At some point, new entrants will also start chasing higher RoE.

When that happens, the equilibrium will set in.

If we are invested in the strongest player, we will not do badly.

Nimesh Shah, managing director and chief executive officer, ICICI Prudential Mutual Fund
IMAGE: Nimesh Shah, managing director and CEO, ICICI Prudential Mutual Fund. Photograph: Kind courtesy ICICI Prudential Mutual Fund/Twitter

How will demonetisation play on the earnings of different sectors?

Its impact on earnings will be felt across select sectors.

Real estate and related segments such as construction and building materials are likely to see some near-term impact.

Due to the cash flow disruption, demand is likely to take a hit in consumer durables too.

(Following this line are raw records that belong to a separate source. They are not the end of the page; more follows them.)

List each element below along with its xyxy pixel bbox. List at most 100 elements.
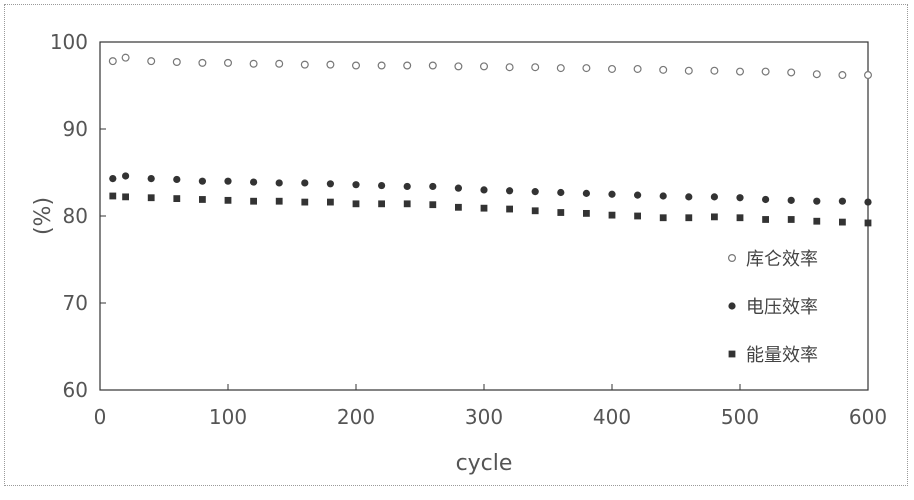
data-point bbox=[762, 68, 769, 75]
data-point bbox=[250, 178, 257, 185]
data-point bbox=[455, 204, 462, 211]
data-point bbox=[455, 185, 462, 192]
data-point bbox=[301, 199, 308, 206]
data-point bbox=[583, 210, 590, 217]
data-point bbox=[813, 198, 820, 205]
legend-label: 库仑效率 bbox=[746, 249, 818, 270]
data-point bbox=[224, 178, 231, 185]
data-point bbox=[404, 200, 411, 207]
data-point bbox=[609, 66, 616, 73]
data-point bbox=[660, 214, 667, 221]
x-tick-label: 500 bbox=[721, 405, 759, 429]
data-point bbox=[122, 172, 129, 179]
data-point bbox=[839, 72, 846, 79]
data-point bbox=[481, 63, 488, 70]
data-point bbox=[788, 69, 795, 76]
legend-marker bbox=[729, 255, 736, 262]
y-axis-title: (%) bbox=[31, 197, 56, 235]
data-point bbox=[109, 58, 116, 65]
data-point bbox=[506, 64, 513, 71]
data-point bbox=[225, 59, 232, 66]
data-point bbox=[737, 214, 744, 221]
data-point bbox=[506, 187, 513, 194]
data-point bbox=[199, 196, 206, 203]
data-point bbox=[813, 218, 820, 225]
legend-label: 能量效率 bbox=[746, 345, 818, 366]
data-point bbox=[557, 189, 564, 196]
y-tick-label: 80 bbox=[63, 204, 88, 228]
data-point bbox=[762, 196, 769, 203]
y-tick-label: 60 bbox=[63, 378, 88, 402]
data-point bbox=[250, 60, 257, 67]
data-point bbox=[225, 197, 232, 204]
data-point bbox=[737, 68, 744, 75]
data-point bbox=[609, 212, 616, 219]
data-point bbox=[148, 194, 155, 201]
legend-marker bbox=[728, 302, 735, 309]
x-tick-label: 200 bbox=[337, 405, 375, 429]
data-point bbox=[250, 198, 257, 205]
data-point bbox=[532, 64, 539, 71]
data-point bbox=[660, 66, 667, 73]
data-point bbox=[378, 200, 385, 207]
data-point bbox=[404, 183, 411, 190]
data-point bbox=[352, 181, 359, 188]
data-point bbox=[378, 182, 385, 189]
data-point bbox=[711, 193, 718, 200]
data-point bbox=[301, 61, 308, 68]
data-point bbox=[109, 175, 116, 182]
data-point bbox=[480, 186, 487, 193]
data-point bbox=[455, 63, 462, 70]
data-point bbox=[839, 198, 846, 205]
data-point bbox=[122, 54, 129, 61]
data-point bbox=[736, 194, 743, 201]
data-point bbox=[327, 199, 334, 206]
data-point bbox=[276, 179, 283, 186]
data-point bbox=[429, 201, 436, 208]
data-point bbox=[788, 216, 795, 223]
y-tick-label: 70 bbox=[63, 291, 88, 315]
data-point bbox=[557, 65, 564, 72]
data-point bbox=[327, 61, 334, 68]
data-point bbox=[711, 213, 718, 220]
x-tick-label: 0 bbox=[94, 405, 107, 429]
data-point bbox=[711, 67, 718, 74]
data-point bbox=[864, 198, 871, 205]
data-point bbox=[378, 62, 385, 69]
data-point bbox=[532, 207, 539, 214]
data-point bbox=[685, 214, 692, 221]
data-point bbox=[199, 59, 206, 66]
x-tick-label: 100 bbox=[209, 405, 247, 429]
data-point bbox=[506, 206, 513, 213]
x-tick-label: 600 bbox=[849, 405, 887, 429]
data-point bbox=[301, 179, 308, 186]
y-tick-label: 100 bbox=[50, 30, 88, 54]
data-point bbox=[634, 213, 641, 220]
data-point bbox=[532, 188, 539, 195]
data-point bbox=[557, 209, 564, 216]
data-point bbox=[788, 197, 795, 204]
data-point bbox=[685, 193, 692, 200]
data-point bbox=[173, 176, 180, 183]
data-point bbox=[839, 219, 846, 226]
plot-area bbox=[100, 42, 868, 390]
data-point bbox=[481, 205, 488, 212]
data-point bbox=[276, 60, 283, 67]
data-point bbox=[122, 193, 129, 200]
data-point bbox=[685, 67, 692, 74]
legend-label: 电压效率 bbox=[746, 297, 818, 318]
x-tick-label: 400 bbox=[593, 405, 631, 429]
data-point bbox=[608, 191, 615, 198]
data-point bbox=[583, 65, 590, 72]
data-point bbox=[327, 180, 334, 187]
data-point bbox=[173, 195, 180, 202]
data-point bbox=[148, 58, 155, 65]
data-point bbox=[429, 183, 436, 190]
x-tick-label: 300 bbox=[465, 405, 503, 429]
x-axis-title: cycle bbox=[456, 451, 513, 476]
data-point bbox=[762, 216, 769, 223]
data-point bbox=[865, 72, 872, 79]
data-point bbox=[583, 190, 590, 197]
data-point bbox=[634, 192, 641, 199]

In automobiles, luxury car makers are likely to be more impacted than other segments.

Gold and jewellery also saw a slowing in business due to increased scrutiny, keeping customers at bay.

Among the gainers will be organised retailers, companies related to the financial technology universe and banks, to an extent.

What are your expectations from the Union Budget?

In light of the demonetisation exercise and the expected increase in direct tax compliance, there is a possibility of income tax rebates.

Also, given the increase in revenue from excise and customs duty, there is a strong case for increase in public capital expenditure at a time when private sector capex has taken a back seat.

What can facilitate further growth of the mutual funds industry?

The one change I want is simplification of KYC (Know Your Customer) norms.

Insurance companies, for instance, have identified a sub-mechanism, whereby they depend on the KYC done by the banking system.

We, however, again do the KYC in the MF sector.

The number of first-time investors into MFs can grow four times more than the current rate if we are able to accept the bank KYCs.